Christian states in his letter that should the CPA fail to take immediate corrective action, Star Marianas and other affected airlines will pursue litigation to challenge the legality of NMIAC 40-10.1 and the CPA’s alleged coercive tactics.

“We will argue that NMIAC 40-10.1 is invalid due to its coercive nature and failure to comply with federal aviation law; the CPA’s fee-setting practices are in violation of FAA guidelines (particularly the requirement that fees be compensatory and mutually agreed upon); and the collusion between the CPA, its legal counsel, and its consultants represents an unlawful scheme to extract excessive fees from airlines,” said Christian.

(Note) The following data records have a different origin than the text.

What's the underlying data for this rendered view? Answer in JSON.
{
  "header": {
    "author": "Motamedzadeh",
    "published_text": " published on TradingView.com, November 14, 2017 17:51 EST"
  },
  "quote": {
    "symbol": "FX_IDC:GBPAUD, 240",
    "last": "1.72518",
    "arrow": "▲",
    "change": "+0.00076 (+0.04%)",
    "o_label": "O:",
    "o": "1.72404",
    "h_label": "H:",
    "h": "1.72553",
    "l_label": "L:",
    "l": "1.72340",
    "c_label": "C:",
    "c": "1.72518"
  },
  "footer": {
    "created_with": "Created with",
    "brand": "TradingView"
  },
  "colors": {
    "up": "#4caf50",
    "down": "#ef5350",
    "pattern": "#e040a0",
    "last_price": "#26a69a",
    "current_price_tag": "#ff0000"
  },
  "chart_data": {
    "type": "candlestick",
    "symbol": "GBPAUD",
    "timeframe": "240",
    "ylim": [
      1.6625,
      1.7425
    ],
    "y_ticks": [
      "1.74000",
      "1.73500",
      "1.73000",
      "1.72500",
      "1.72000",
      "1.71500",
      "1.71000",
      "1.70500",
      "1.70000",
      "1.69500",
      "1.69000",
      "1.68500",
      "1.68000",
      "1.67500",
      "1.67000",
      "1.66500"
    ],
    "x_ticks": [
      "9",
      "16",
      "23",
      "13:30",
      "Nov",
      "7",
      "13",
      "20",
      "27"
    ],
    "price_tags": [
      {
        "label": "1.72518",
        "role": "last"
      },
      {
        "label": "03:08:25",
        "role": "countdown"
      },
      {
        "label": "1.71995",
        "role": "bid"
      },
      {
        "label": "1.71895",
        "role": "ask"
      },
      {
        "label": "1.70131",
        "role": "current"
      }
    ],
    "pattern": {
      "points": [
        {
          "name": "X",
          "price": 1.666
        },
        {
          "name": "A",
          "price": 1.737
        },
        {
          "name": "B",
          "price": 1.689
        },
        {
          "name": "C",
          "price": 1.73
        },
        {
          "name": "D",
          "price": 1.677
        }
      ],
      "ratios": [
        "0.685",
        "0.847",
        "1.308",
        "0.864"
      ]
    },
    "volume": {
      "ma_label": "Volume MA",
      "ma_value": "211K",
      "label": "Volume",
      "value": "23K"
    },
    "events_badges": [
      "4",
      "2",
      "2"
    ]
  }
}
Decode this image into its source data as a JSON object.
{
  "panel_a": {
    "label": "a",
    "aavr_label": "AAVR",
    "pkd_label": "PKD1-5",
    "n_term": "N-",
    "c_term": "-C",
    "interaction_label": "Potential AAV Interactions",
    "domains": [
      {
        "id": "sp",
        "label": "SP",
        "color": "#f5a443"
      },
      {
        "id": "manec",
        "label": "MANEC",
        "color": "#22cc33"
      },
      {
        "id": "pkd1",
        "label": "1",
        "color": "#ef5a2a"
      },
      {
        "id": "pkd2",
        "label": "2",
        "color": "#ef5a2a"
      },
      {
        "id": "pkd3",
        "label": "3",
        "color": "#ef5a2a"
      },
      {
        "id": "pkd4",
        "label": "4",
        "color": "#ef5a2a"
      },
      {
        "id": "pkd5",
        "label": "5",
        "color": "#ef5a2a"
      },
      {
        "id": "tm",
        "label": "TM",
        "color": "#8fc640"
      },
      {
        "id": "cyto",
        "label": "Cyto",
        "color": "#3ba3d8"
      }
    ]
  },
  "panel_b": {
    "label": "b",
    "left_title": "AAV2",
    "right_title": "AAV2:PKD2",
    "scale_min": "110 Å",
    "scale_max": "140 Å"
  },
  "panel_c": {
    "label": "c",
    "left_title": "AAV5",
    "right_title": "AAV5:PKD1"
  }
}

Christian further states that Star Marianas is demanding immediate corrective action on CPA’s part by stopping the use of the LOA process; provide full transparency in its rate book, with a detailed and itemized breakdown of all fees and services in line with the compensatory fee model; initiate a formal negotiation process with airlines regarding any non-compensatory fee structures in compliance with FAA Order 5190.6B; and discontinue the use of any practices or regulations that involve collusion with consultants or legal counsel to obscure the true costs being imposed on airlines.

“Failure to take these actions will result in immediate FAA complaints, litigation, and a coordinated effort by the affected airlines to seek full regulatory and legal remedies,” he said.

Saipan Tribune has reached out to CPA for a comment, but they have yet to issue a statement.

A file photo of one of the planes of Star Marianas Air, Inc.